ROANOKE TIMES Copyright (c) 1996, Roanoke Times DATE: Wednesday, December 25, 1996 TAG: 9612260044 SECTION: NATIONAL/INTERNATIONAL PAGE: A-1 EDITION: HOLIDAY SOURCE: Associated Press WASHINGTON
TAXPAYERS COULD GET $130 billion in deductions or credits under the president's new budget.
President Clinton's new budget will provide up to $130 billion in tax relief, fulfilling his campaign promises while sidestepping a controversial recommendation to trim Social Security cost-of-living increases as a way to balance the budget, administration officials said.
The budget, due to be unveiled Feb. 3, will include a $500-per-child tax credit, other tax credits and deductions to pay for college expenses and the elimination of capital gains taxes on the sale of all but the most expensive homes, said the officials, speaking on the condition of anonymity.
Clinton campaigned on all of these items, insisting his more modest package of middle-class tax relief would be better for the economy than rival Bob Dole's more generous 15 percent tax cut proposal. Clinton charged that Dole's proposal would make it impossible to balance the budget without deep cuts in Medicare and other popular benefit programs.
Administration officials said the tax cuts Clinton will include in his budget will carry a five-year cost of up to $130 billion.
Clinton's budget, which in broad outlines will look very much like the one he sent Congress last March, will achieve balance by 2002.
The president has called a balanced budget the top priority of his second term even though an attempt to accomplish that feat last winter ended in bitter deadlock with the Republican-controlled Congress.

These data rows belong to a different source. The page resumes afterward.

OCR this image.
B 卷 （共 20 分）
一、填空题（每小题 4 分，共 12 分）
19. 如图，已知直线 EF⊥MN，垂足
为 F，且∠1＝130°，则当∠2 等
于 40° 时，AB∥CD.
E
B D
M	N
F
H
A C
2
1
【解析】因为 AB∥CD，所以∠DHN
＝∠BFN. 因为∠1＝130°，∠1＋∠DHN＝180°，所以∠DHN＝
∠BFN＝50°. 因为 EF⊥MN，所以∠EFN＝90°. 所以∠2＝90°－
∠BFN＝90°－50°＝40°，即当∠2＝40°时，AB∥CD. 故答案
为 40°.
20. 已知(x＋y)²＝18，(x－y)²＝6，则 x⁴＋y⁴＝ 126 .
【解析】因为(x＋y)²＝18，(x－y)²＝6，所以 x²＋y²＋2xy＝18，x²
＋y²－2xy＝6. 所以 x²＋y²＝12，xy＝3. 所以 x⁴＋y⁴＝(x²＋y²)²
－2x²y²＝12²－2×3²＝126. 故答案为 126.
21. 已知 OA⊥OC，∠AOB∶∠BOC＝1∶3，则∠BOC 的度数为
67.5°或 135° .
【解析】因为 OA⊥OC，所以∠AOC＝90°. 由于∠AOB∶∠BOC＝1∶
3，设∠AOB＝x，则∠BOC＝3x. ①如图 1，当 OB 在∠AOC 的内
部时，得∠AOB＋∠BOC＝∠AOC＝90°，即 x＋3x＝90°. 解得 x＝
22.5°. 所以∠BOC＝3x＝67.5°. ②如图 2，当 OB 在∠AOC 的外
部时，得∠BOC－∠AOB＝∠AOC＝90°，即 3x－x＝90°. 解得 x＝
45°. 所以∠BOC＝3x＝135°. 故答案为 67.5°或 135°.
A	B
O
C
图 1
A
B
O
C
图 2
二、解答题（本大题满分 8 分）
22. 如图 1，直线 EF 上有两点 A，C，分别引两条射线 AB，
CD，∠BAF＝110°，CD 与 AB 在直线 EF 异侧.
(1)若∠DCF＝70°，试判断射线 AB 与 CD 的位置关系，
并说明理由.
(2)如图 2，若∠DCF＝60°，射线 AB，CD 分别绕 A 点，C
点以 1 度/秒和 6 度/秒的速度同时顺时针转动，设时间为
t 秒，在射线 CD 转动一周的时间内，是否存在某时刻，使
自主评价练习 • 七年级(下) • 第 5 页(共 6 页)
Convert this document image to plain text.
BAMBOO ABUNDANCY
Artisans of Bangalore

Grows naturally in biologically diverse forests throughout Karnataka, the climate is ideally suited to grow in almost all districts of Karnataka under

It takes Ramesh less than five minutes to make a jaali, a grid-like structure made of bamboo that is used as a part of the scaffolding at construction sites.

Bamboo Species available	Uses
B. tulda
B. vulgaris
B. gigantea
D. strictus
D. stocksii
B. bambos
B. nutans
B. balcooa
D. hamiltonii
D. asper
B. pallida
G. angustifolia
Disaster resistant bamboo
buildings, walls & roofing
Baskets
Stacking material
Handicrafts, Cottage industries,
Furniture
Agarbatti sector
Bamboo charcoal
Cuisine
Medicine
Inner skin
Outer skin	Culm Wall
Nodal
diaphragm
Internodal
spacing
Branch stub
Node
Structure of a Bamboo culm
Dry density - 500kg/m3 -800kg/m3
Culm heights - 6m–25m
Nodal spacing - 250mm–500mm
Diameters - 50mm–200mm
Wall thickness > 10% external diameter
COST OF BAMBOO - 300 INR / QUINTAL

But Clinton has rejected one idea that would have achieved up to $1 trillion in deficit savings over 12 years, the officials said: His budget will not propose trimming the annual cost-of-living increases received by 60 million Americans in Social Security and other government benefits.
An advisory panel headed by Stanford economist Michael Boskin two weeks ago said the government's Consumer Price Index was overstating inflation by 1.1 percentage points annually. The panel recommended a series of steps to shrink the CPI by that amount in coming years.
Administration officials, however, said more expert review was needed before such changes could be adopted.
Clinton held three days of meetings last week reviewing agency appeals to budget cuts being recommended by his Office of Management and Budget. While the administration had hoped to have all decisions wrapped up before Christmas, officials said Tuesday that timetable had slipped.
One of the issues still to be settled is how much the administration will try to restore some of the cuts made last summer in a welfare overhaul bill. Administration officials said Clinton was reviewing options that would restore between $13 billion and $16 billion, or about one-fourth of the $55 billion in projected savings.
One option under consideration would allow immigrant children to remain eligible for welfare benefits under Medicaid and the Supplemental Security Income programs.
To ensure that he can offer tax breaks and still bring the budget into balance by 2002, Clinton's plan will include a ``trigger'' to eliminate certain tax breaks in 2001 and 2002 if the deficit has not fallen enough.
The exact nature of this trigger was still being worked out, officials said, and might include reductions in military and non-defense government spending as well as the elimination of tax breaks.
Clinton used a similar device in last year's budget and was widely attacked by Republicans who accused him of holding out the promise of tax relief only to yank it away because he was unwilling to make hard decisions on spending.
The administration insists the ``trigger'' mechanism allows Clinton to meet Republican demands to balance the budget using economic assumptions from the Congressional Budget Office rather than the more optimistic forecast of his Office of Management and Budget.
The budget will include tax relief for education expenses either through a $1,500 tax credit to pay for the first two years of college or a $10,000 tax deduction for college tuition.
The home sale proposal would eliminate taxes on the first $500,000 in capital gains profits earned on the sale of a home.